J Acoust Soc Am. 2013 Mar;133(3):1707-17. doi: 10.1121/1.4789895.
Ideal binary masking is a signal processing technique that separates a desired signal from a mixture by retaining only the time-frequency units where the signal-to-noise ratio (SNR) exceeds a predetermined threshold. In reverberant conditions there are multiple possible definitions of the ideal binary mask in that one may choose to treat the target early reflections as either desired signal or noise. The ideal binary mask may therefore be parameterized by the reflection boundary, a predetermined division point between early and late reflections. Another important parameter is the local SNR threshold used in labeling the time-frequency units as either target or background. Two experiments were designed to assess the impact of these two parameters on speech intelligibility with ideal binary masking for normal-hearing listeners in reverberant conditions. Experiment 1 shows that in order to achieve intelligibility improvements only the early reflections should be preserved by the binary mask.

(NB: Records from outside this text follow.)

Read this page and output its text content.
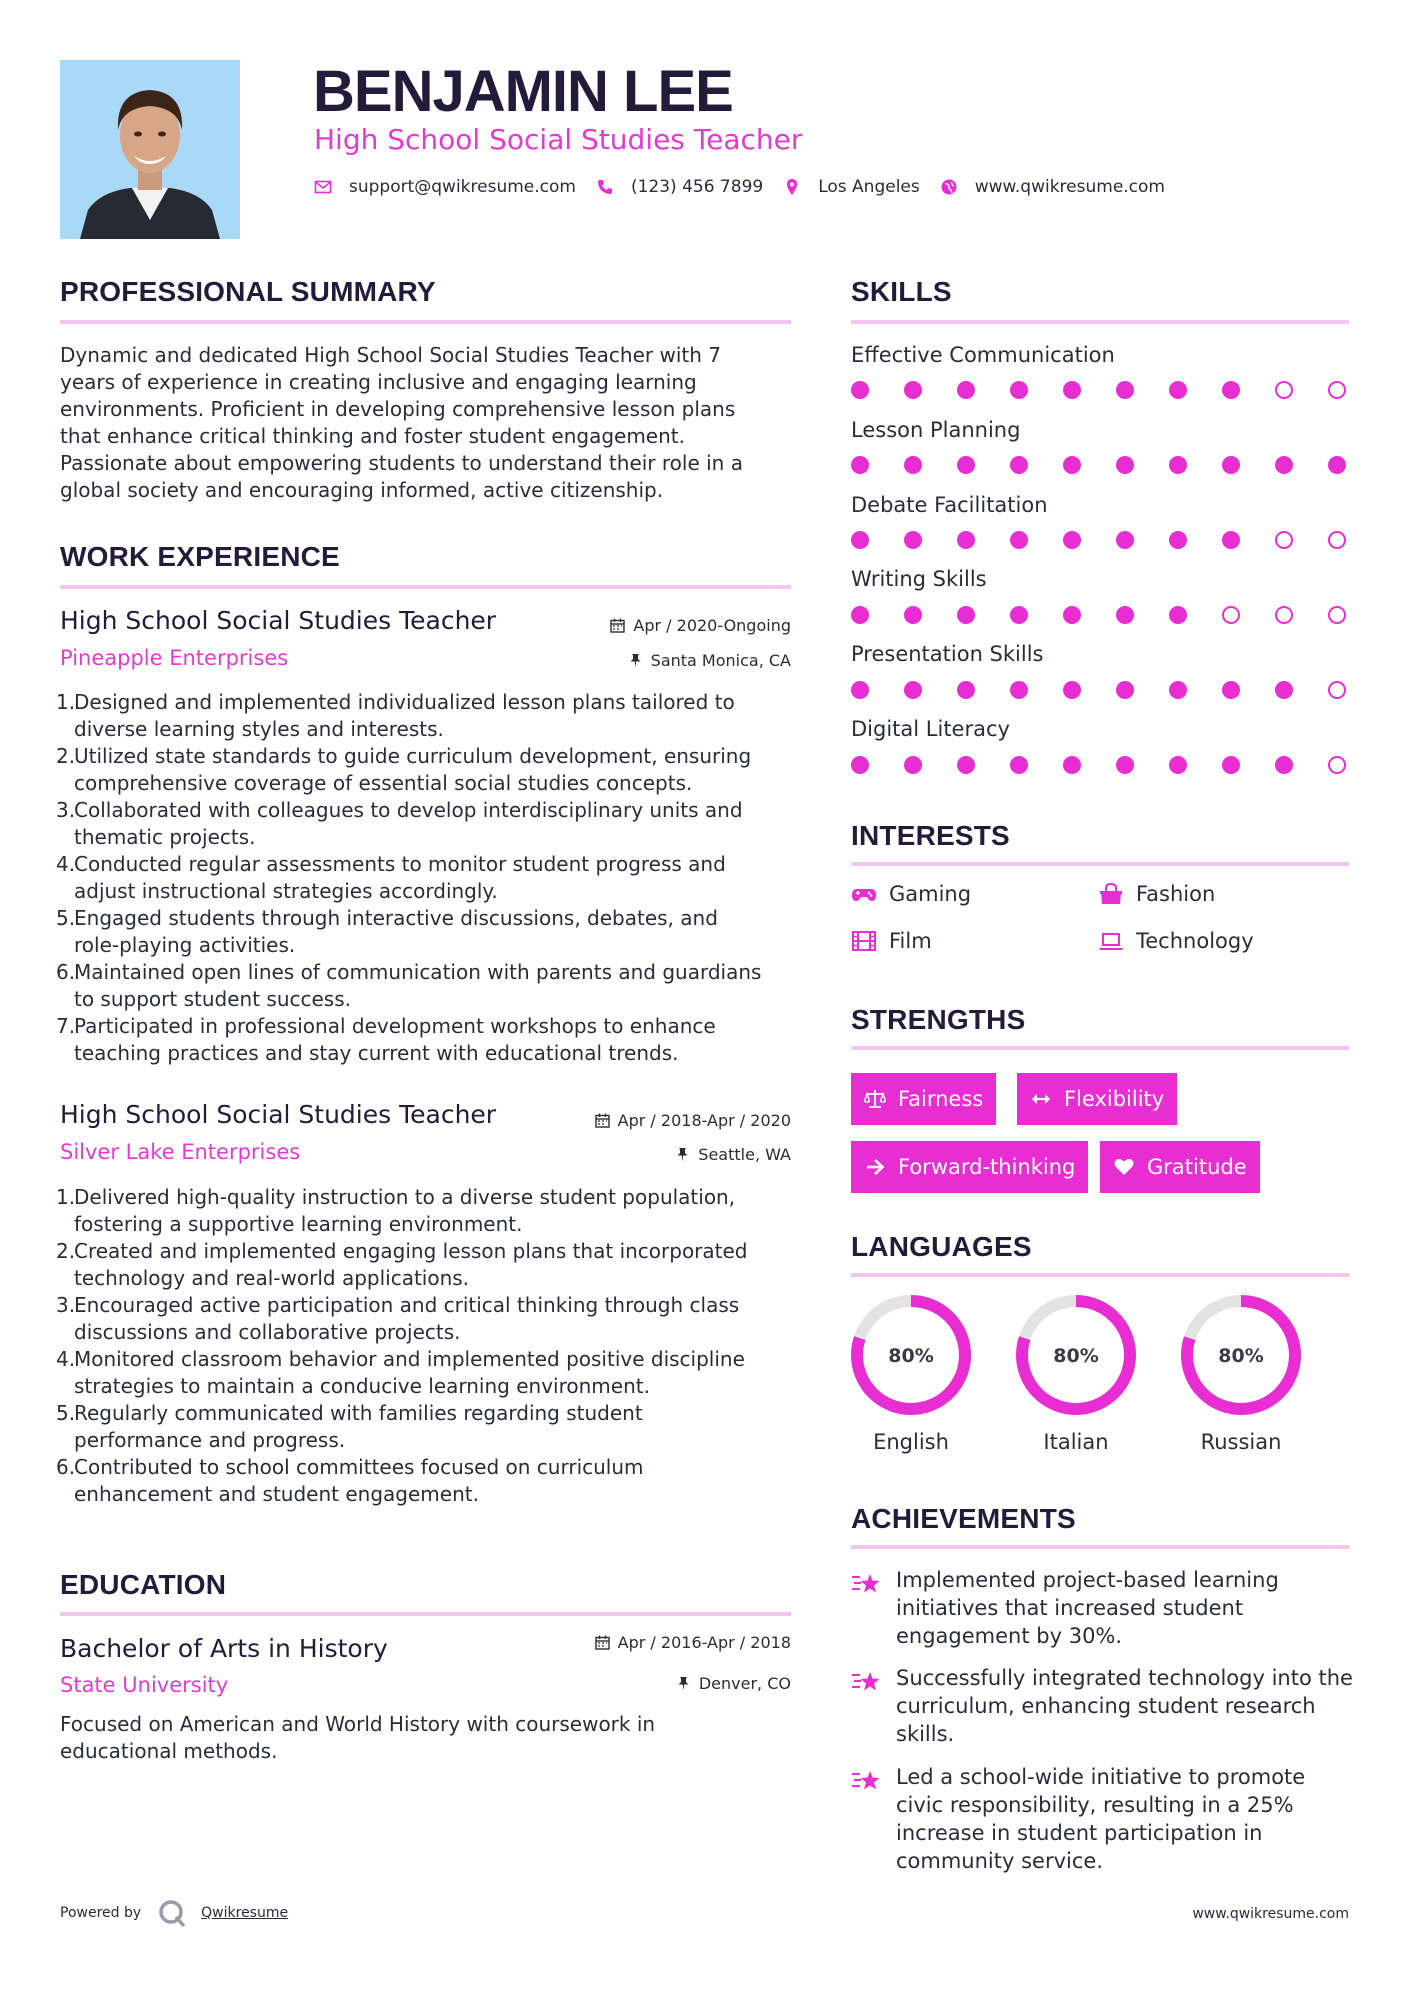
BENJAMIN LEE
High School Social Studies Teacher
support@qwikresume.com	(123) 456 7899	Los Angeles	www.qwikresume.com
PROFESSIONAL SUMMARY
Dynamic and dedicated High School Social Studies Teacher with 7
years of experience in creating inclusive and engaging learning
environments. Proficient in developing comprehensive lesson plans
that enhance critical thinking and foster student engagement.
Passionate about empowering students to understand their role in a
global society and encouraging informed, active citizenship.
WORK EXPERIENCE
High School Social Studies Teacher	Apr / 2020-Ongoing
Pineapple Enterprises	Santa Monica, CA
1.
Designed and implemented individualized lesson plans tailored to
diverse learning styles and interests.
2.
Utilized state standards to guide curriculum development, ensuring
comprehensive coverage of essential social studies concepts.
3.
Collaborated with colleagues to develop interdisciplinary units and
thematic projects.
4.
Conducted regular assessments to monitor student progress and
adjust instructional strategies accordingly.
5.
Engaged students through interactive discussions, debates, and
role-playing activities.
6.
Maintained open lines of communication with parents and guardians
to support student success.
7.
Participated in professional development workshops to enhance
teaching practices and stay current with educational trends.
High School Social Studies Teacher	Apr / 2018-Apr / 2020
Silver Lake Enterprises	Seattle, WA
1.
Delivered high-quality instruction to a diverse student population,
fostering a supportive learning environment.
2.
Created and implemented engaging lesson plans that incorporated
technology and real-world applications.
3.
Encouraged active participation and critical thinking through class
discussions and collaborative projects.
4.
Monitored classroom behavior and implemented positive discipline
strategies to maintain a conducive learning environment.
5.
Regularly communicated with families regarding student
performance and progress.
6.
Contributed to school committees focused on curriculum
enhancement and student engagement.
EDUCATION
Bachelor of Arts in History	Apr / 2016-Apr / 2018
State University	Denver, CO
Focused on American and World History with coursework in
educational methods.
SKILLS
Effective Communication
Lesson Planning
Debate Facilitation
Writing Skills
Presentation Skills
Digital Literacy
INTERESTS
Gaming	Fashion
Film	Technology
STRENGTHS
Fairness	Flexibility
Forward-thinking	Gratitude
LANGUAGES
80%
English
80%
Italian
80%
Russian
ACHIEVEMENTS
Implemented project-based learning
initiatives that increased student
engagement by 30%.
Successfully integrated technology into the
curriculum, enhancing student research
skills.
Led a school-wide initiative to promote
civic responsibility, resulting in a 25%
increase in student participation in
community service.
Powered by	Qwikresume	www.qwikresume.com
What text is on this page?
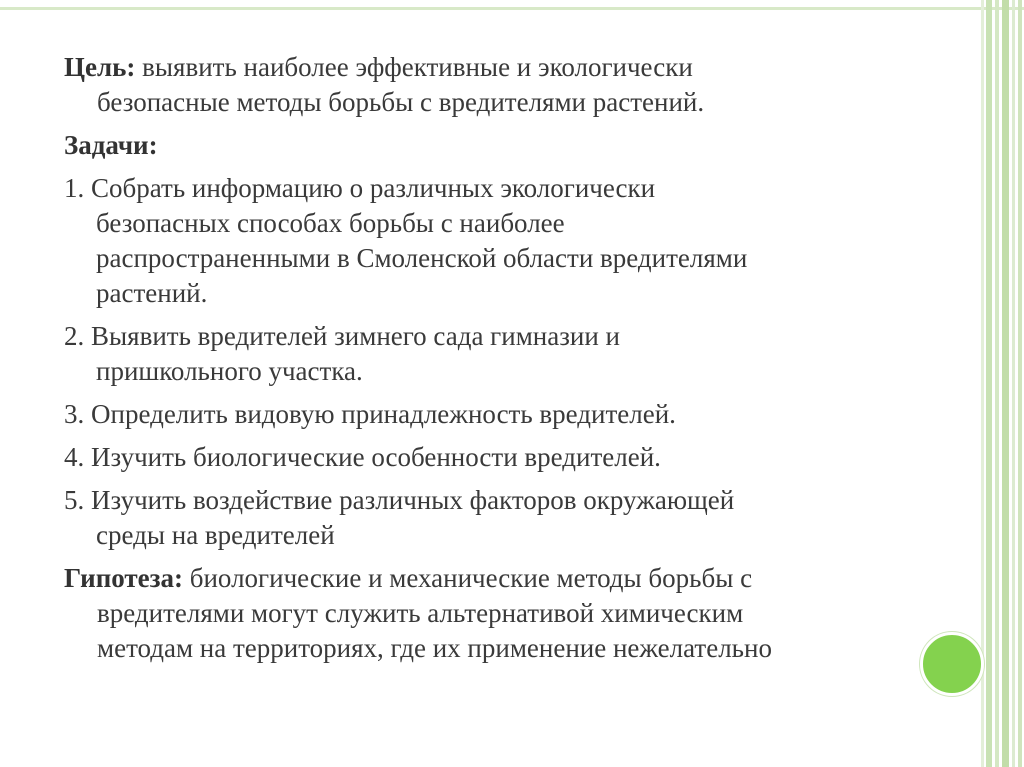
Цель: выявить наиболее эффективные и экологически
безопасные методы борьбы с вредителями растений.

Задачи:

1. Собрать информацию о различных экологически
безопасных способах борьбы с наиболее
распространенными в Смоленской области вредителями
растений.

2. Выявить вредителей зимнего сада гимназии и
пришкольного участка.

3. Определить видовую принадлежность вредителей.

4. Изучить биологические особенности вредителей.

5. Изучить воздействие различных факторов окружающей
среды на вредителей

Гипотеза: биологические и механические методы борьбы с
вредителями могут служить альтернативой химическим
методам на территориях, где их применение нежелательно
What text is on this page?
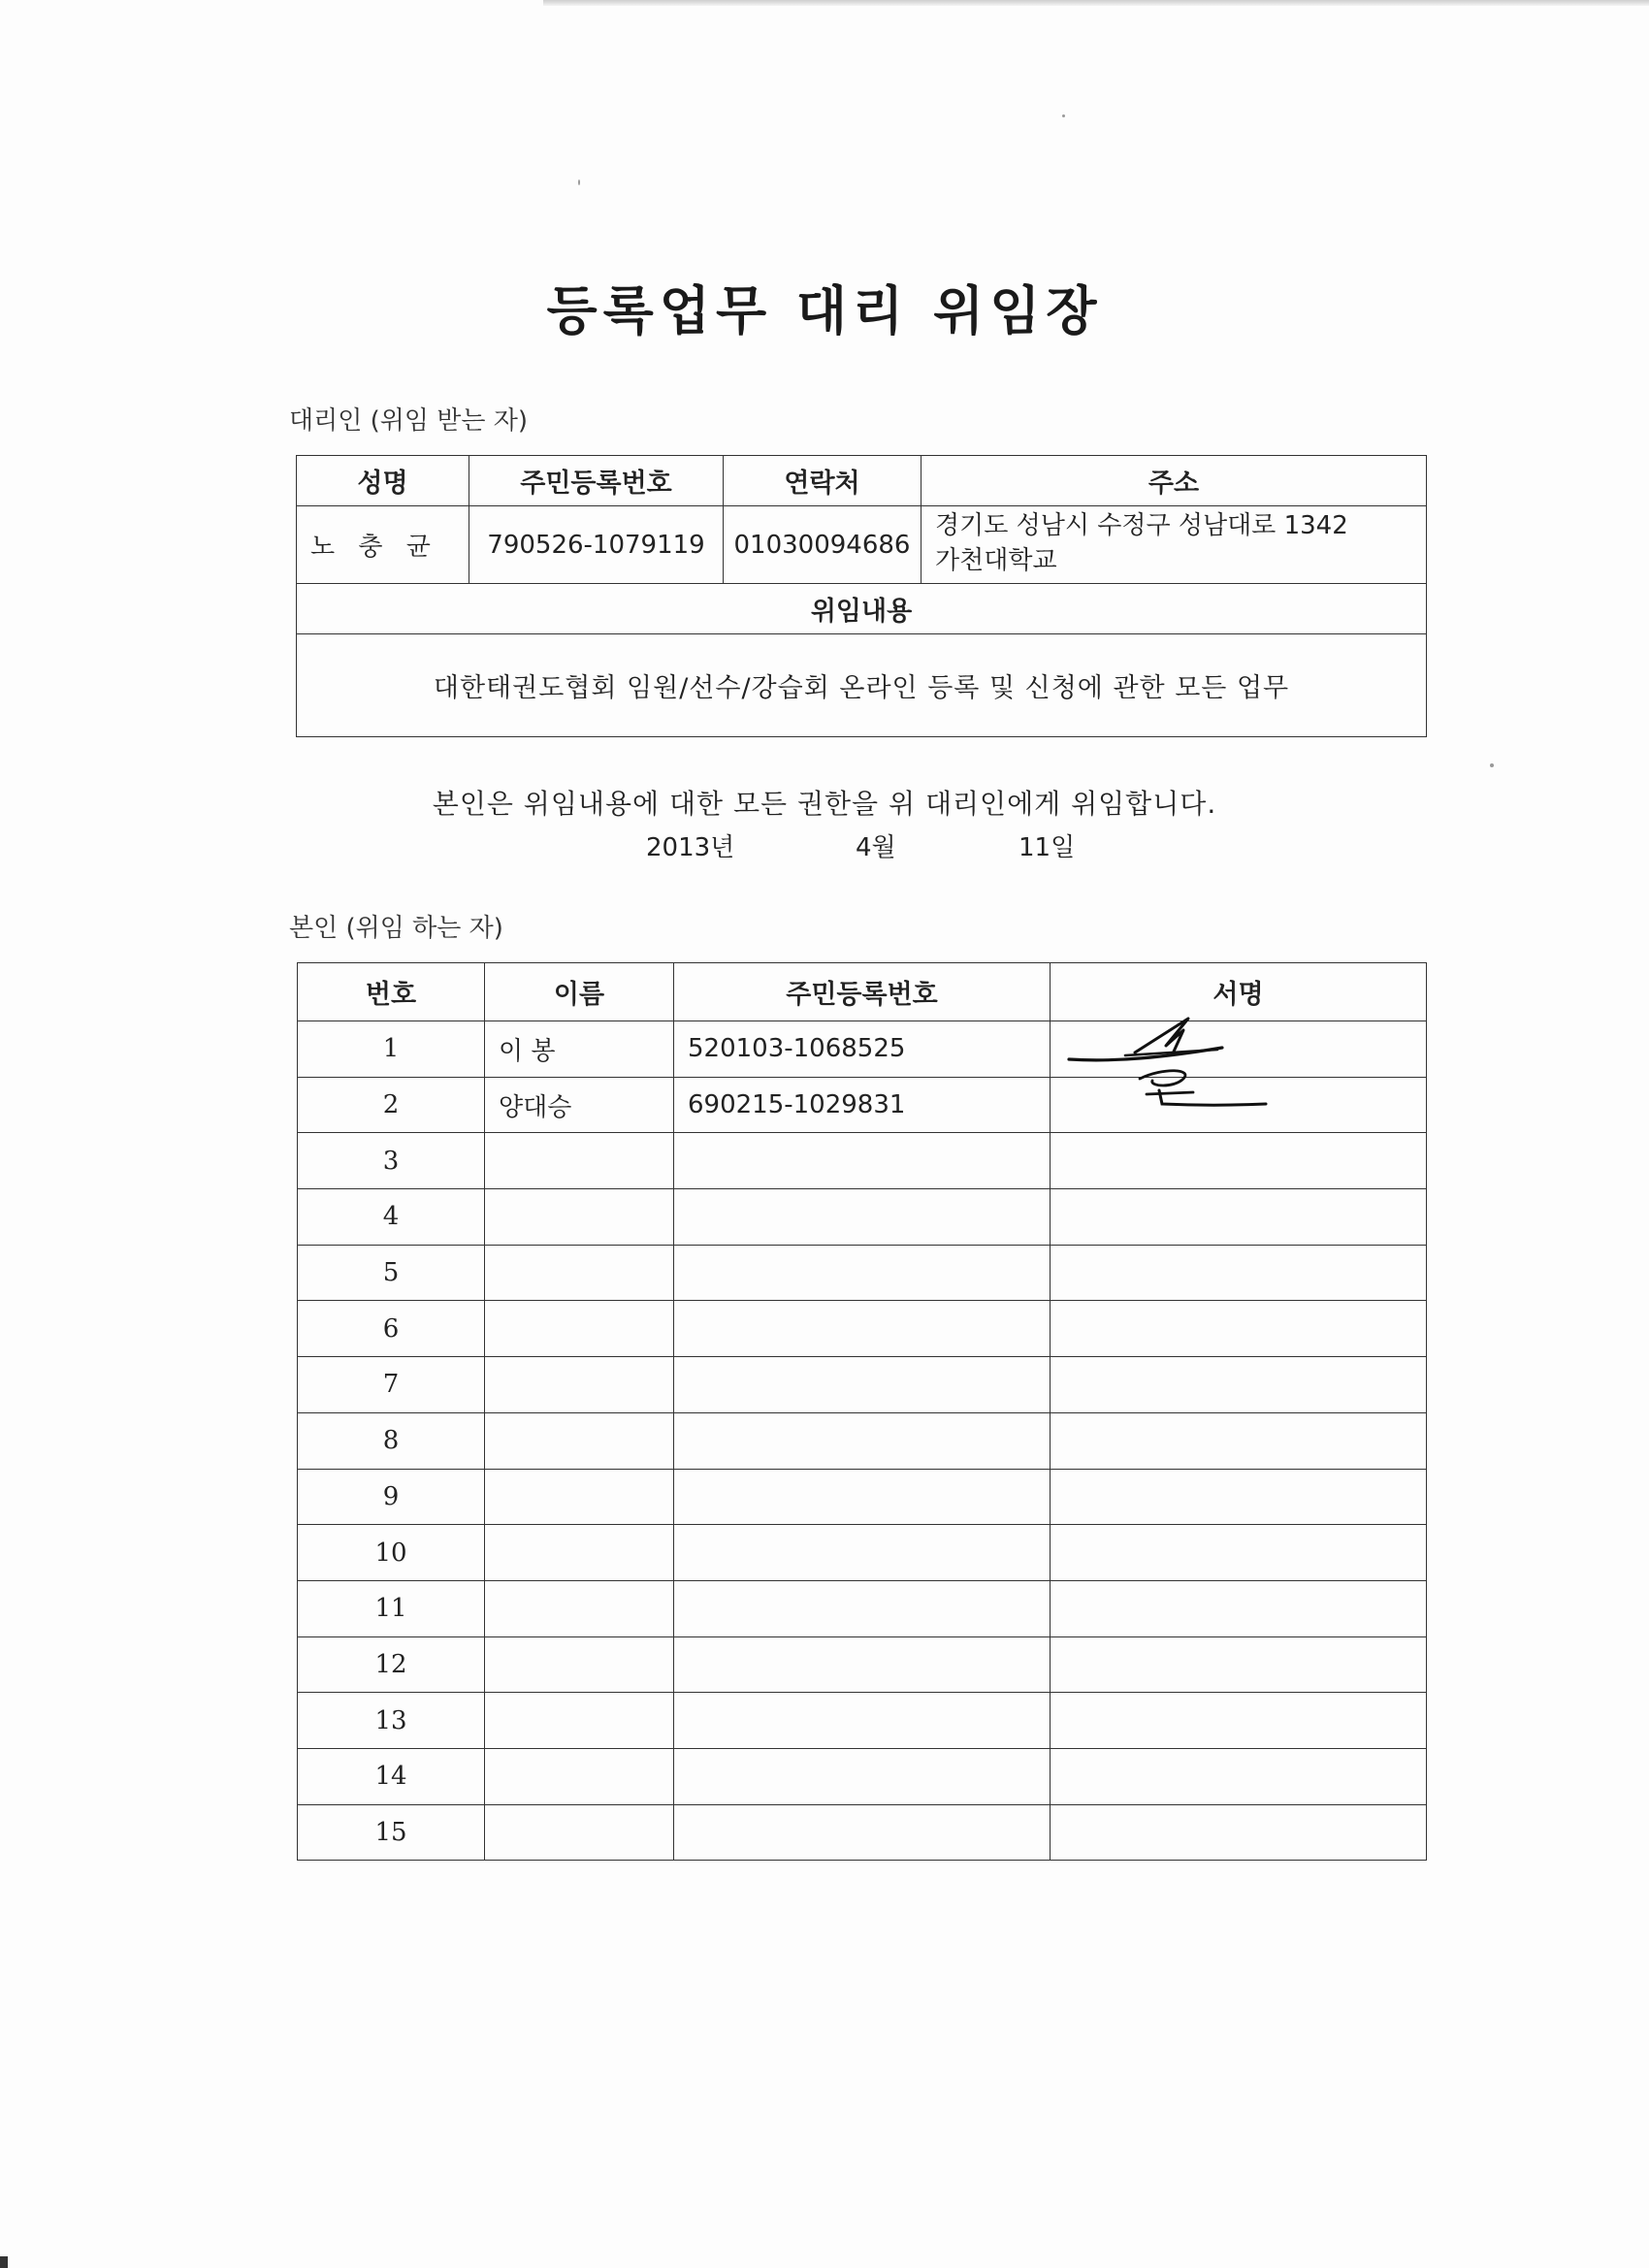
등록업무 대리 위임장
대리인 (위임 받는 자)
성명	주민등록번호	연락처	주소
노 충 균	790526-1079119	01030094686	경기도 성남시 수정구 성남대로 1342
가천대학교

위임내용			
대한태권도협회 임원/선수/강습회 온라인 등록 및 신청에 관한 모든 업무			
본인은 위임내용에 대한 모든 권한을 위 대리인에게 위임합니다.
2013년	4월	11일
본인 (위임 하는 자)
번호	이름	주민등록번호	서명
1	이 봉	520103-1068525	
2	양대승	690215-1029831	
3			
4			
5			
6			
7			
8			
9			
10			
11			
12			
13			
14			
15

Moreover, it shows that the effective SNR should be accounted for when deciding the local threshold optimal range. Experiment 2 shows that with long reverberation times, intelligibility improvements are only obtained when the reflection boundary is 100 ms or less. Also, the experiment suggests that binary masking can be used for dereverberation.
理想二值掩蔽是一种信号处理技术,通过仅保留信噪比(SNR)超过预定阈值的时频单元,从混合信号中分离出期望信号。在混响条件下,存在多种理想二值掩蔽的可能定义,因为可以选择将目标早期反射视为期望信号或噪声。因此,理想二值掩蔽可以通过反射边界进行参数化,反射边界是早期和晚期反射之间的预定划分点。另一个重要参数是用于将时频单元标记为目标或背景的局部 SNR 阈值。设计了两个实验来评估这两个参数对正常听力受试者在混响条件下使用理想二值掩蔽的言语可懂度的影响。实验 1 表明,为了实现可懂度的提高,二进制掩蔽只应保留早期反射。此外,实验表明,在决定局部阈值最佳范围时,应考虑有效 SNR。实验 2 表明,在较长的混响时间下,只有当反射边界为 100ms 或更短时,才会获得可懂度的提高。此外,该实验表明,二值掩蔽可用于去混响。